Good point. Could you explain more on the clone process(the shed)?
Thanks
Ben
----- Original Message -----
From: Stuart Whitby <swhitby AT DATAPROTECTORS.CO DOT UK>
Date: Friday, September 22, 2006 4:49 am
Subject: Re: [Networker] Backup Pools
> The problem you'd have by going to multiple pools is that your
> single drives would be stuck with one pool anyway, and any
> overnight backups to the jukebox would have to wait for other
> clients to finish in order to change the tape so that they can use
> the one for their own pool.
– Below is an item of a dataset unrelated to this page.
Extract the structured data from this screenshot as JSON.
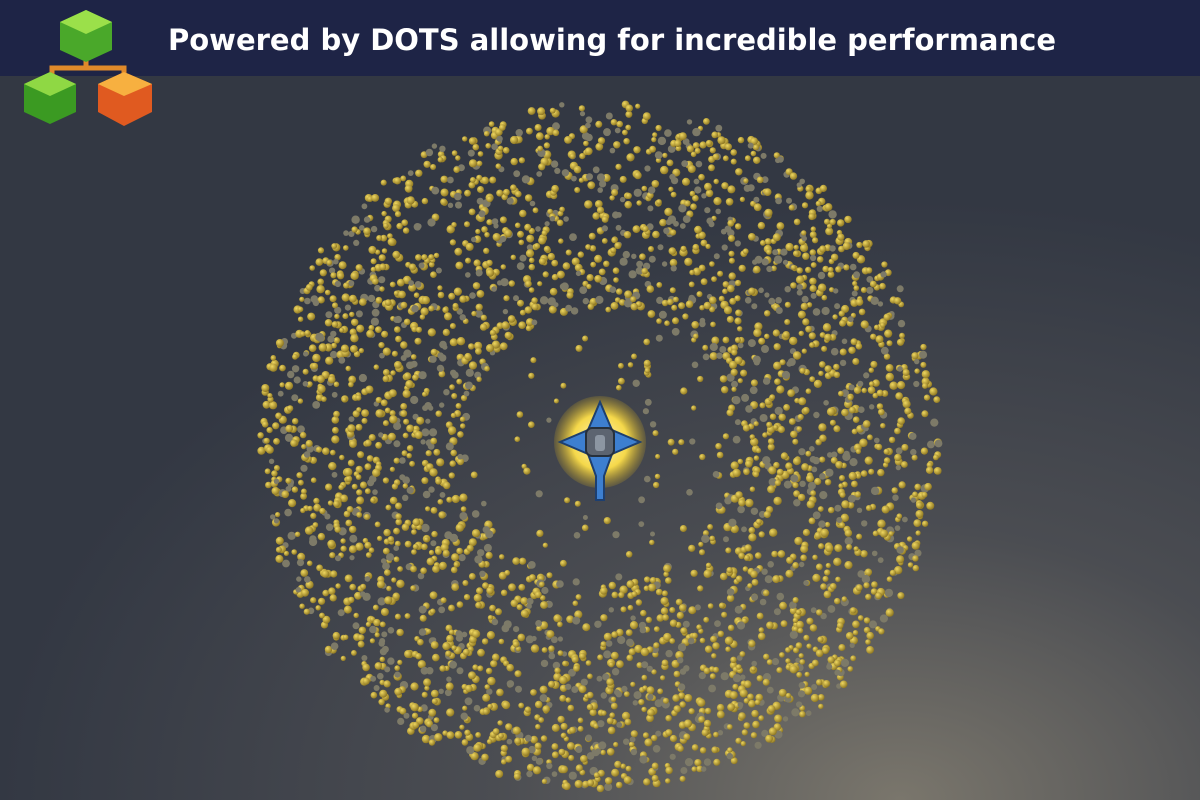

If you get a hung saveset on the first
> jukebox backup, you don't get any further jukebox backups that
> night as the tape will not be ejected and you have no spare
> capacity to load tapes for other pools.
>
> My personal preference is to keep pools as simple as possible and
> base this on retention policy. One pool for each retention period
> (and keep as few as reasonably possible) and one for indexes and
> bootstrap.
> If you're specifically looking at improving recovery times, I'd
> recommend getting a similar but seperate jukebox to clone to,
> preferably one which is based offsite (put it in a shed with power
> & a fibre connection out the back of the office). If you're
> looking at using all your drives to recover 3 systems at once, it's
> because you've had a site based failure, and the benefit of cloning
> in this way is that you have easily accessible offsite (or "out of
> office" with my shed suggestion) backups which are also based on
> saveset rather than tape. ie, you have one continuous saveset on
> tape which can just be streamed back to the server. You *can* do
> this to different tapes on a server by server basis, but that's
> scripted wizardry rather than default option.
>
> In this case, I'd rather make sure you get the backups and know
> that recoveries will happen eventually rather than run the risk of
> not getting backups but having great recovery times when you do.
>
> Cheers,
>
> Stuart.
>
> ________________________________
>
> From: EMC NetWorker discussion on behalf of Ben Harner
> Sent: Thu 21-Sep-06 19:46
> To: NETWORKER AT LISTSERV.TEMPLE DOT EDU
> Subject: Re: [Networker] Backup Pools
>
>
>
> Well first we have a IBM LTO 3581 jukebox and a IBM LTO 3580 single
> drive. We 1000 mbps throughput. But the backup server only has a
> 100mbps card. There are 17 clients. At full backups 5 clients
> are at
> least 100gb - 200gb per client. And the others are between 30 and 60
> gb. 5 groups are single client and are the larger clients, 1 is
> doubleclient median in size and 1 group has 9 clients which are
> smaller save
> sets. 15 clients are using the jukebox and 2 are using the single
> drive. We have another single drive but that is used by a different
> department but would be accessible to us in a disaster recovery
> operation if need be which is why I was looking into breaking up are
> most important server into different pools as to aid in a quicker
> recovery. If more than one server was to crash we could recover 3
> servers simultaneously if we know for sure that the servers are on
> different tapes.
>
> Thanks for the help
>
> Ben
>
> Stan Horwitz wrote:
> > On Sep 21, 2006, at 1:50 PM - 9/21/06, Ben Harner wrote:
> >
> >> Thanks for the reply. So if I have a jukebox with 7 slots and
> say I
> >> have 4 different pools with 1 to 2 tapes for each pool you think
> >> there would be long waits between backups? Shouldn't it be only
> the>> wait of the jukebox changing the tape? Right now all session
> have to
> >> wait for the previous one to finish per tape drive so wouldn't that
> >> be the same either way? Right now I have 15 clients being
> backed up
> >> nightly to one tape drive using one pool. I am trying to get it
> so I
> >> can specify certain tapes for certain clients. I'm guessing the
> only>> way to do that is through pools. Is there other ways?
> >
> > Possibly. Its difficult to say without knowing how much data
> would go
> > to the individual devices and how fast the throughput is. Answering
> > your question would be easier if you explained what your hardware
> and> network environment is like and the amounts of data involved.